Tips for a good video conference call
Whether it's corporate training or didactics, for a successful videoconference it is essential to avoid "technical problems" and keep participants involved. Here are some tips to make everything go smoothly.
The screen that freezes, audio and video that don't work are unpleasant inconveniences that can occur during a videoconference. If on the other hand there are students or employees of a company, not only is it better to avoid these technical problems, but it is also necessary to make the session participative to keep participants' attention high. Here are some tips for conducting a videoconference successfully.
1. Use the LAN cable to avoid screen blocking
The first obvious step in conducting a video conference call is to make sure you have a stable connection. The first rule is then to avoid Wi-Fi and attach the computer directly to a LAN cable, thus reducing the chances of the screen freezing during the lesson.

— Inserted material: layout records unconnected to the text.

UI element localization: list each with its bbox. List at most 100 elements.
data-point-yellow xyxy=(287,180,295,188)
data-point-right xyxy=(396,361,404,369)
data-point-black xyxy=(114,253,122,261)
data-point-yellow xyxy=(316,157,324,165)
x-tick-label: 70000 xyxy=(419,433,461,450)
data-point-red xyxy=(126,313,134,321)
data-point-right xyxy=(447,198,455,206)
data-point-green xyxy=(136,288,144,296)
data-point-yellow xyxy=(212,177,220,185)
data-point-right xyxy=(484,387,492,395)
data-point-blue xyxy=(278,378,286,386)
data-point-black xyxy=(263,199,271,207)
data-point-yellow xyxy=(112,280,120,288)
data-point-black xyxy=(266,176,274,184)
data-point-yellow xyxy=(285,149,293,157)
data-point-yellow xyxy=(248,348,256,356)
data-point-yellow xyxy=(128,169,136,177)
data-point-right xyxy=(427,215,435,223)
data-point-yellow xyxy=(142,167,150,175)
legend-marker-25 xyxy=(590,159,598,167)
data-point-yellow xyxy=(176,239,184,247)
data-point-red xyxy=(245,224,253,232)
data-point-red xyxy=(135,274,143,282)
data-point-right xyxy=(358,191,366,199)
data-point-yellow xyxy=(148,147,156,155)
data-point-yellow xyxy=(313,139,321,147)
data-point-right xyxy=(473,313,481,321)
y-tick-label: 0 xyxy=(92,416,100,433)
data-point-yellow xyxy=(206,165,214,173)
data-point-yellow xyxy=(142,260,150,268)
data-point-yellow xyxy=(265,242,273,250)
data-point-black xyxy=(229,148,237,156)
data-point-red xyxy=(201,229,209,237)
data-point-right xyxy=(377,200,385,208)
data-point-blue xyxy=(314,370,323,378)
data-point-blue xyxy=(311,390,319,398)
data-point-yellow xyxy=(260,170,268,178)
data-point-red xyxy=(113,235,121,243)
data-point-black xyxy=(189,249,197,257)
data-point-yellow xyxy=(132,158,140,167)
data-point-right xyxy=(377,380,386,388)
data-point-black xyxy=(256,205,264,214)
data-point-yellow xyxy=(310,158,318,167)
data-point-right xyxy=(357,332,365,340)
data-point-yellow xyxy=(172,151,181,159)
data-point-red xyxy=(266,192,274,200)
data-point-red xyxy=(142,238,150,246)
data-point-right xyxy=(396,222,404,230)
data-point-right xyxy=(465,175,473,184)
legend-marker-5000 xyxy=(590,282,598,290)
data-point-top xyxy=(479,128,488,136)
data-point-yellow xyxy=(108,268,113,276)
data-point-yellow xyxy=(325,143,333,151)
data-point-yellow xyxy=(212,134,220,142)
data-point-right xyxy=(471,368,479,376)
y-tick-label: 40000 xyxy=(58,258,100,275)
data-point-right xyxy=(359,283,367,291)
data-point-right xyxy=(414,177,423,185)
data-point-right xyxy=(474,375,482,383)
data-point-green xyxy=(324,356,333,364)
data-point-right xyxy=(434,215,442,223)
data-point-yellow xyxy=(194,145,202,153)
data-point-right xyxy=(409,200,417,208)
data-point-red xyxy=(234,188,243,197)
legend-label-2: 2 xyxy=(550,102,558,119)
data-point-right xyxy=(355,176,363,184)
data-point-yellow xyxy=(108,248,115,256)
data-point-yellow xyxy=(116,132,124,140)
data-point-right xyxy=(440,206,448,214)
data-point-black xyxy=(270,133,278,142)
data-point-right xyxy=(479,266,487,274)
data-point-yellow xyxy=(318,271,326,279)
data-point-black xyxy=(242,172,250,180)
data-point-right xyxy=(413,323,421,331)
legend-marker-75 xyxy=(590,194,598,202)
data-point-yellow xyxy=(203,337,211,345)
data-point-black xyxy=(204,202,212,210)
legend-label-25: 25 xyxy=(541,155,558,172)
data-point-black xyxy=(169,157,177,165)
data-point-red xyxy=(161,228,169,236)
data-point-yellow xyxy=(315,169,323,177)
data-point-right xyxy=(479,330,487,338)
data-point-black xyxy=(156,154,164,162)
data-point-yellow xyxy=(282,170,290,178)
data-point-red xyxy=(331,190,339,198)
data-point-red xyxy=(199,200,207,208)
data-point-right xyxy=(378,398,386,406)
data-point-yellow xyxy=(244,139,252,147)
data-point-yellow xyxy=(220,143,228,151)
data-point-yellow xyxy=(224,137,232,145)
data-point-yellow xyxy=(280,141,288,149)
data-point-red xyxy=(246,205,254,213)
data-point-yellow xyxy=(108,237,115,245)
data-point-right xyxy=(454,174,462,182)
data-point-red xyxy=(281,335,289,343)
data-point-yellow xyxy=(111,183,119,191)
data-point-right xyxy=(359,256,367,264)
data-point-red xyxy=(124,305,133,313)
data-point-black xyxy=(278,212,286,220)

2. Testing audio and video with video conferencing software
Another source of delays and complications during a videoconference is malfunctioning audio and video. The trainer and the students have to make sure that their computer allows the app used to access the camera and microphone. For those using Windows PCs, simply go to Settings > Privacy and tick the box to authorize access.
3. Put yourself in the students' shoes and ask for their feedback
It is always good to practice with the videoconferencing software or browser you want to use. Just choose a location with the right lighting and have a test session with a small group of employees or acquaintances. This small focus group will give you an opinion on the quality of the videoconference from a technical and content point of view. If the trial session is recorded, the trainer himself can put himself in the students' shoes and understand how to improve the lesson.
4. Send rules and materials before the videoconference
To ensure that students also arrive prepared for the videoconference you can send an e-mail with the technical requirements of the system, advice on how to set up audio and microphone, recommendations to be observed during the lecture and practical information on the duration of the conference, breaks, possible group work, etc.. In this preparatory phase the trainer can also decide to share materials that will be used during the lesson and ask the students to share their resources. In this way, the trainer can include user generated content in the lesson, making it more participatory.
5. Prepare a schedule before starting the online lesson
As with any live performance, it is good to have a step-by-step schedule to follow and prepare a plan B, just in case. The lesson plan includes:
- Introduction: When welcoming participants, please turn off the microphone and explain the rules for intervening;
- programme: the lesson programme is presented, with a list of topics to be covered and any breaks;
- notes: using slides, the trainer is the only one to view the notes that guide him/her during the presentation to the students;
- summary and questions: a moment to recapitulate what has been said is also a way for students to participate and to share their experience or ask questions to better understand the topics covered;
- future appointments: the trainer can conclude the videoconference by inviting students to take a test and assigning homework for the next appointment.
As far as plan B is concerned, it is always good to think about the resources to be used for videoconferencing in several formats: a text or audio document, for example, can be shared during or after the lesson with late participants or with those having connection problems. If your LMS has an integrated videoconferencing system, the best solution is to record the videoconference.